Chris Hyland, a Walla Walla-based angler who is also a member of WDFW and ODFW’s Columbia River Recreational Advisory Group, says he’s been following changes to the reforms and shares some concerns with lower river anglers about where things may be headed.

He called the original plan’s called-for springer split of 80-20 “good,” said switching to run-size metrics is “a mistake,” and supports keeping noncomm gillnets off the mainstem and only in off-channel bays near the mouth.

However, early last month he was also buoyed by word of a “small, incremental step to address harvest inequities” on springers that would move impacts to the Snake, Graybill’s amendment.

“But it will not fundamentally change the situation,” Hyland also said in emailed comments. “As myself and others have long noted, 87 percent of recreational springer harvest takes place below Bonneville. Yes, a lot of anglers live in Portland and Vancouver, but certainly not 87 percent of all the salmon anglers in Oregon and Washington. This disproportionate harvest is what I would describe as the tyranny of the majority.”

Going to go out on a limb here and say that Liz Hamilton of the Northwest Sportfishing Industry Association in Portland would beg to differ.

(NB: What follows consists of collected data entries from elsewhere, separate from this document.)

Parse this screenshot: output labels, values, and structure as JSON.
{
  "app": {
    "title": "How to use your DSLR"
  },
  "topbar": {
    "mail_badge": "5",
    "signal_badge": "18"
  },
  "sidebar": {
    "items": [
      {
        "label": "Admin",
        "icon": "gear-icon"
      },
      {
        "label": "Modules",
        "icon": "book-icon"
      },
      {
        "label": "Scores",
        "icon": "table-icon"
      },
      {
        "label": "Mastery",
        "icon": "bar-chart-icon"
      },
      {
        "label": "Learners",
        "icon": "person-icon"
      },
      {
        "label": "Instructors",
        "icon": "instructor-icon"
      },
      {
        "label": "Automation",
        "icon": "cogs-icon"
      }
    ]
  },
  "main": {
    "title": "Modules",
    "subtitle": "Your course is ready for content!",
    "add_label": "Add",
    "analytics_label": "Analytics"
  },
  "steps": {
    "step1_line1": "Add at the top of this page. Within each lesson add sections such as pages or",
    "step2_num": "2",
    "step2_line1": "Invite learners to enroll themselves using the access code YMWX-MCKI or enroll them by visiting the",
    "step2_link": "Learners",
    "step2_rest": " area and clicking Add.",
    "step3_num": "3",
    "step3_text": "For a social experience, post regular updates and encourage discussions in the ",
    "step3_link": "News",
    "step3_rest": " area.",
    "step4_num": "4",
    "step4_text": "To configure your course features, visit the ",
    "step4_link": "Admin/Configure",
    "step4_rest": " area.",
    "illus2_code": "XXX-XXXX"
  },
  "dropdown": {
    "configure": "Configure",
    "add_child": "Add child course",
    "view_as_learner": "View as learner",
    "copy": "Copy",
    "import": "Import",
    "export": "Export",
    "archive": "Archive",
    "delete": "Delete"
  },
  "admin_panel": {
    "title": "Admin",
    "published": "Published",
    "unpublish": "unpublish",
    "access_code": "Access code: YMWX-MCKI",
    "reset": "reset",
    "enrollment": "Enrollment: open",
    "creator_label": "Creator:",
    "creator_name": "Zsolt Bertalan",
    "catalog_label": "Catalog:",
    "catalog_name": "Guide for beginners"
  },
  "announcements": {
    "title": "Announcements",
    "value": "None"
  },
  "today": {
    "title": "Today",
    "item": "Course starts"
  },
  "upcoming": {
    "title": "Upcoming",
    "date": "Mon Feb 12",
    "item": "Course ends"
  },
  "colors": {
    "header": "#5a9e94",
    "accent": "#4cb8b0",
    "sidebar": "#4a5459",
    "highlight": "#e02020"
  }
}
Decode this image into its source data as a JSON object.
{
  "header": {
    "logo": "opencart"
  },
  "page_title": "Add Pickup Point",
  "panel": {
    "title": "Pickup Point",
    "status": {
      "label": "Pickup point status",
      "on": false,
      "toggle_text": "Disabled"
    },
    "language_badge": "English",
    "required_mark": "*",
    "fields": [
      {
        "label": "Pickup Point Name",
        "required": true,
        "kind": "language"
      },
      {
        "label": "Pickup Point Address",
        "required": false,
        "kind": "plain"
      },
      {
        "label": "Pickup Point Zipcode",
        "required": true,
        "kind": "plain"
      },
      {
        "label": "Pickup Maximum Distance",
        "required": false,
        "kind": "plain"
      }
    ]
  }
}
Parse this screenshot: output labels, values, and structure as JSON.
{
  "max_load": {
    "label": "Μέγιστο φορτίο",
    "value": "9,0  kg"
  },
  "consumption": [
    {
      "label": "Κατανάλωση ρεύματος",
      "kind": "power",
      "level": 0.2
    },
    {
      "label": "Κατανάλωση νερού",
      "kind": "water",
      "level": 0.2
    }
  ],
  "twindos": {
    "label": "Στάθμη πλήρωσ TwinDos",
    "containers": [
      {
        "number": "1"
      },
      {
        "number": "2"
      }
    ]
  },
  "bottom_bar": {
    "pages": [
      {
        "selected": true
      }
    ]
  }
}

She’s been hitting the commission with letters from herself and a coalition of angling and boating interests.

In her latest sent today, she pointed to ODFW-WDFW modeling from August 2019 about the impact of moving 500 spring Chinook from the Lower Columbia to the Snake, saying it would not only trade away fishing trips overall but result in a nearly $300,000 loss in trip expenditures as well as reduce harvest on other stocks mixed with upriver kings below Bonneville by 809 and result in a net loss of 524 fish up and down the system.

That example is not what is being proposed by Graybill, but it’s close and Hamilton said that when the idea came up last summer, Oregon commissioners had a negative reaction.

“Which is understandable because the amendment would cut a jointly-managed fishery in the Columbia in order to increase a fishery in the Snake River solely within Washington State,” she wrote.

Hamilton forecasted it would make concurrency in the shared Columbia “more difficult.”

As springers are to the lower river, Hamilton recognized their importance upstream too, said there are “important steps” that could yield better fisheries above Bonneville Dam and that working together could help get everyone to “yes” on Snake early-run kings.

“Unfortunately, this is not one of them,” she wrote of the amendment.

Others are also filing last-minute comments, but on the gillnetting issue.

The Wild Steelhead Coalition – which is not the Wild Fish Conservancy – submitted a letter yesterday that said putting the nontreaty commercial fleet back in the river for spring and summer kings and for a larger share of fall Chinook is tantamount to “greenlighting a non-selective fishery that generates high levels of lethal bycatch and will further endanger ESA-listed salmon and steelhead.”

The organization says alternatives that are less deadly than the “antiquated” gear and that Washington should invest in those for fishing over protected runs “would also help ensure amore enduring and prosperous fishery for both the commercial sector and recreational anglers.”

As for the writing on the wall on this one?

Not so clear as with coyotes. And the forecast calls for things to get a lot smokier.